If you have the time and resources, it would be fun to put together a slide-show of all the children in your Sunday school department. You can bring out how special each of these children are to God and how thankful each of them should be for all they are able to do.

A simple overhead review can be done by using the God's Creation fill-in sheet (see Patterns). Copy the pattern onto an overhead transparency. Display it on a screen for all the children to see. Ask the students to help you with ideas for filling in the details concerning each part of the boy shown on the transparency. Example: Eyes—What color do you think they are? What can he do with them? (See to read, tell colors, tell which way the ball was thrown, etc.) Do this with each of the six parts listed.

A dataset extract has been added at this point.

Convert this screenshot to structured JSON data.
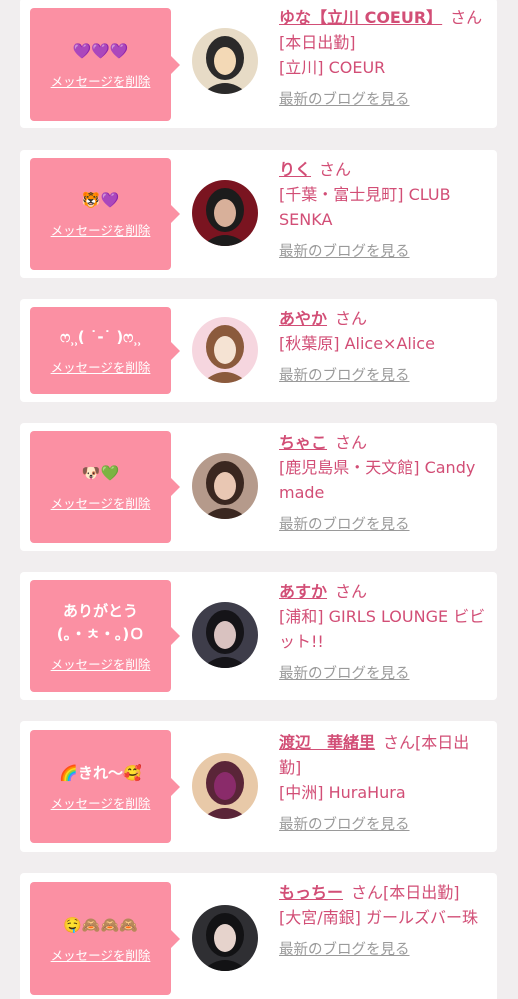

Bring a mechanical toy robot. Demonstrate the different things the robot can do: walk around, pick up objects, etc. Talk about what a fantastic little invention this is. Then call a student volunteer forward. Have him follow some simple commands: do a math problem in his head, tie a shoe, etc. How much more unique is the human than a robot! He moves and thinks and functions without any programming, cables or batteries—the human is God's creation.